Speaking about the events that ultimately led to the collapse, Ellison said Alameda had taken out loans to make venture capital investments and meet other expenses. She said that lenders recalled the loans they had made to Alameda after LUNA’s downfall triggered a crypto market crash in May. Following the crash, Ellison explained that Alameda no longer held enough funds to pay for the loans.

In a company meeting, Ellison reportedly said that Alameda used FTX customer deposits to make the payments – an arrangement that only two FTX executives knew about besides herself and Bankman-Fried. These executives were the exchange’s head of engineering, Nishad Singh, and its chief technology officer, Gary Wang.

Bankman-Fried said Alameda’s large position of borrowed funds was “substantially larger” than he thought it was.

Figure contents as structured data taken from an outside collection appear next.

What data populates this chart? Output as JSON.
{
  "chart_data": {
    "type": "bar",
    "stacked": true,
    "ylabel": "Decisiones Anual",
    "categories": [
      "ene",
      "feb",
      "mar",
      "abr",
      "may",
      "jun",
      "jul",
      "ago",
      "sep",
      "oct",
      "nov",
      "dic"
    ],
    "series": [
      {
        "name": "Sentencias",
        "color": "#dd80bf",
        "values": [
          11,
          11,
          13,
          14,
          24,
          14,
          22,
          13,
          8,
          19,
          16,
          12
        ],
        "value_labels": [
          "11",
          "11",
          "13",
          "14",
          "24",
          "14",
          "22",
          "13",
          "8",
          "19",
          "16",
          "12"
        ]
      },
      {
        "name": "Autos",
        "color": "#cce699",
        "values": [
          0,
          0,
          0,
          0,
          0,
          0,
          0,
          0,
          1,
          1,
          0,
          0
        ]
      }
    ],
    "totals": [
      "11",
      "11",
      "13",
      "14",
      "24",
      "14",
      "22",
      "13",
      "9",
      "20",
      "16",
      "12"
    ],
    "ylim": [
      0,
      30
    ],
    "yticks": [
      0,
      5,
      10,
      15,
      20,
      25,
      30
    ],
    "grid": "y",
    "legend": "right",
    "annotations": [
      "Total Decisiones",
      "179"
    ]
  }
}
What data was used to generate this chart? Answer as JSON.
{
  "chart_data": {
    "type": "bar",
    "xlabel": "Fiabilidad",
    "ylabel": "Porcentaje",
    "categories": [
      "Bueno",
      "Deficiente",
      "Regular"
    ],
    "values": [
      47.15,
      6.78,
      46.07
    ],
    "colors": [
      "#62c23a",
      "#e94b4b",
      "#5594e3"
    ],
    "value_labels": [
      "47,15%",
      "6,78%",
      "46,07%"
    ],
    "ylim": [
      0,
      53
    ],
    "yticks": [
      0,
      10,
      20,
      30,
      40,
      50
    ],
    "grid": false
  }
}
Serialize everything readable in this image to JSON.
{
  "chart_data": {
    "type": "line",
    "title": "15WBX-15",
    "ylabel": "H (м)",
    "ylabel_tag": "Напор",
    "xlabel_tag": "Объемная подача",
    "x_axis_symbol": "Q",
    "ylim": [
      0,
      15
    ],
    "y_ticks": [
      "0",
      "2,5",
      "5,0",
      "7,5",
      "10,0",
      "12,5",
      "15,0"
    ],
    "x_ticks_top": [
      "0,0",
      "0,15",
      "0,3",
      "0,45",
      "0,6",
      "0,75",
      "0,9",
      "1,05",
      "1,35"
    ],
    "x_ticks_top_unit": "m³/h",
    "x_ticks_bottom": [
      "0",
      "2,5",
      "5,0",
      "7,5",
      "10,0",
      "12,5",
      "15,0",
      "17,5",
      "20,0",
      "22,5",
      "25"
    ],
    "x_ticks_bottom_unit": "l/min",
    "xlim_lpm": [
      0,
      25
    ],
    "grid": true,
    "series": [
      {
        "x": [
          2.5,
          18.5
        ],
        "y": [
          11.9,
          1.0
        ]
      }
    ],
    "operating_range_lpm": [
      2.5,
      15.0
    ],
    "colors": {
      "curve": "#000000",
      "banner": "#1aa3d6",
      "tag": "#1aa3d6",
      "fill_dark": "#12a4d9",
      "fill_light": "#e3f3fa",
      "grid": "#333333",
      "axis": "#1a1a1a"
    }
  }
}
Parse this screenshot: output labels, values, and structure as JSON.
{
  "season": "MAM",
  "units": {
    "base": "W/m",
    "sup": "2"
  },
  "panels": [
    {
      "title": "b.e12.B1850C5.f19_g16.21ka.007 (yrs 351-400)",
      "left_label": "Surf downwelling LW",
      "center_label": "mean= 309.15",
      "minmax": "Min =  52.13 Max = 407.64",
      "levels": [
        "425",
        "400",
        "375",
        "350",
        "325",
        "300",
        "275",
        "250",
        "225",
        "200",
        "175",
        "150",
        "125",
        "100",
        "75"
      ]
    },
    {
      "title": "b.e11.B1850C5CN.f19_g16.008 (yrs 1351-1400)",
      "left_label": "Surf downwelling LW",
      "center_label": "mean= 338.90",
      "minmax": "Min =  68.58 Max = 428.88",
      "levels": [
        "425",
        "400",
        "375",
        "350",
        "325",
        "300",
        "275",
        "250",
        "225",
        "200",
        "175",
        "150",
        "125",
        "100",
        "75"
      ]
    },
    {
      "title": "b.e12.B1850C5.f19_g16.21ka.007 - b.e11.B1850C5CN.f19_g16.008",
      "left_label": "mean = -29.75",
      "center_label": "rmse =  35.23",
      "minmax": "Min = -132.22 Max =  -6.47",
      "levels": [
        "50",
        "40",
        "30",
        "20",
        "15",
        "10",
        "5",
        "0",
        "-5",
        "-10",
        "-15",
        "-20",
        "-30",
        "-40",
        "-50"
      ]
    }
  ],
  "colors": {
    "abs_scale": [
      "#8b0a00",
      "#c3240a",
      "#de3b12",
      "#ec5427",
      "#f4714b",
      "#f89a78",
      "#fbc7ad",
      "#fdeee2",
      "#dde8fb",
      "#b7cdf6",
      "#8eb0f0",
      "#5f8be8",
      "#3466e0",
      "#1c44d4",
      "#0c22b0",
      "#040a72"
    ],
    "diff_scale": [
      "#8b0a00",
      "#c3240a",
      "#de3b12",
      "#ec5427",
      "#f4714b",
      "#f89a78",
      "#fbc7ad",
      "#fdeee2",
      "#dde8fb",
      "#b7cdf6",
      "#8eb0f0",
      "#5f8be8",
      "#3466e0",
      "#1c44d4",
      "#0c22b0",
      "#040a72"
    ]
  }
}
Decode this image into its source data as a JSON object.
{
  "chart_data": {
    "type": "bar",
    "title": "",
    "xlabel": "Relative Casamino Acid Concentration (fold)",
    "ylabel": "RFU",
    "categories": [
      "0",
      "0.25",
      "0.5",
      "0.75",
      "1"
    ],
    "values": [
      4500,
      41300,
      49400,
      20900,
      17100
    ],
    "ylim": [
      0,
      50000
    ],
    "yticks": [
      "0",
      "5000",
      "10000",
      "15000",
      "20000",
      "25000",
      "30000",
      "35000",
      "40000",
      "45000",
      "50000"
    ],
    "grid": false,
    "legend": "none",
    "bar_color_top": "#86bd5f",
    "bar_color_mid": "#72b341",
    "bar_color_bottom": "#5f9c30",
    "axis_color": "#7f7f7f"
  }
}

The FTX CEO did not disclose the size of the position but said it was in “the billions of dollars”.

While the open admission by the FTX executives in the New York Times article shocked members of the crypto community, many were also angered by the tone used to describe their likely criminal activities.

“Why would you write a puff piece about the biggest scammer in crypto’s history? Like what was the logic here exactly?” tweeted The Daily Gwei founder Anthony Sassano.

“NYTimes piece on SBF is bizarre. It describes a series of scams / fraud in the fraudsters words (intended to whitewash the incident), w/ almost no interjection or explanation. Should explain VC investments w/ loaned $ and paying off loans w/ customer funds are crimes w/ victims,” tweeted Uniswap founder Hayden Adams.

Market participants were unsatisfied with Ellison’s explanation of where these customer funds actually went. Jacob Franek of AllianceDAO said that the “venture investments” she described fails to account for the extent of the loss on the entity’s balance sheet.

Thursday, November 17, 2022, 4:15pm ET: An earlier version of this article stated Caroline Ellison told the NYT that the trading firm used customer funds to pay Alameda’s loans, when she instead stated this in a company meeting.